Angela was recently advised by her mother’s social care worker that her local authority would fund respite care for two weeks to allow the two daughters to go on a separate holiday.

The care home Angela found for her mother said she needed to obtain a negative coronavirus test before entering the care home so other residents were not put at risk.

But Angela was told on the government testing hotline that tests were only available to people in the community if they have coronavirus symptoms, meaning she could not place her mother in the care home.

Her social worker and GP were then forced to advise Angela to lie about her mother having Covid-19 symptoms so she could access a test and get her mother into the care home.

“I thought: this is awful,” Angela told HuffPost UK.

Assistant manager Claire Welford administers a coronavirus swab test on resident Harry Hall, 94, at the Eothen Homes care home in Whitley Bay, Tyneside

“Here we are with social service and medical professionals having to advise you effectively to tell lies in order to get what is a perfectly reasonable request – a test to get an old person admitted to a care home.

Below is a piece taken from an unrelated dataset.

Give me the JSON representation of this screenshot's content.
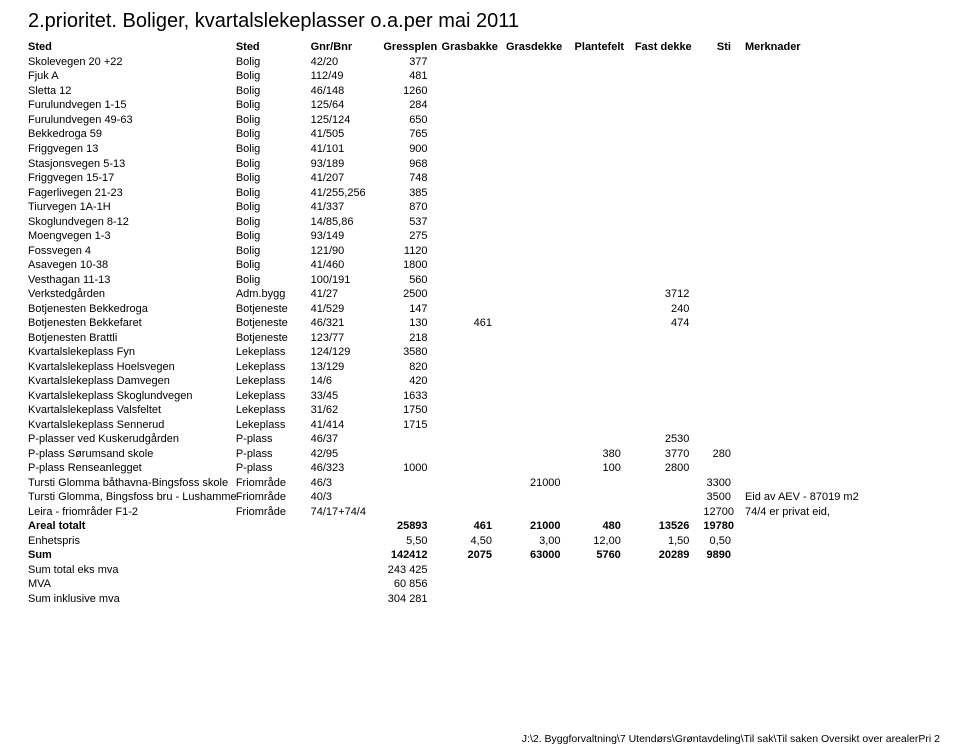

“I think the whole situation is completely mad and the emphasis on the eligibility criteria – where you are coming from rather than where you are going to – is just totally illogical in my mind.

“I will have to do what is suggested, I suppose, or I pay a huge amount of money to get one done privately, but my mother is on pension credit and I really don’t see why we should have to pay a large amount of money to get a test done privately.

“I have to lie. I was really incensed – I really resent having to do that.”

Lib Dem health and social care spokesperson Munira Wilson, who has written to Whately urging action, said: “The case for testing every resident before they enter a care home, whether that’s patients being discharged from hospitals or patients entering from the community, is unequivocal. 

“We need to make sure no one is forced to make up symptoms just to secure these vital tests. 

“Testing is a vital part of keeping people safe from this dreadful virus, and preventing it from spreading unchecked. 

“Ministers must issue clear guidance to ensure all care homes can access testing for all those coming into care.”

Professor Martin Green, chief exec at Care England, said: “It is essential that community testing is prioritised in order that those in need of respite care are able to access it.  

“Moreover family members that are full time carers may need a break and become unwell themselves unless they have access to respite care. 

“Testing is essential to provide confidence for individuals, service providers, residents and relatives”.

Mike Padgham, managing director of St Cecilia’s care services in Scarborough, called for a “common sense” approach to allow routine testing for people entering homes from the community.

“Obviously from a hospital or another care home it [testing] can be done, but not if you are in the community coming into a care home for respite,” he said.

“Someone should be able to flex and change it so you could be admitted, because it’s for the person’s benefit.”

He added: “I would hope people use common sense – if it’s about that person’s best interests and they need that respite care then someone should say that’s a valid reason for a test.”

The Department of Health and Social Care is expected to publish new guidance soon.

A spokesperson said: “Care homes shouldn’t refuse people who haven’t been tested as the care home itself will do a test.”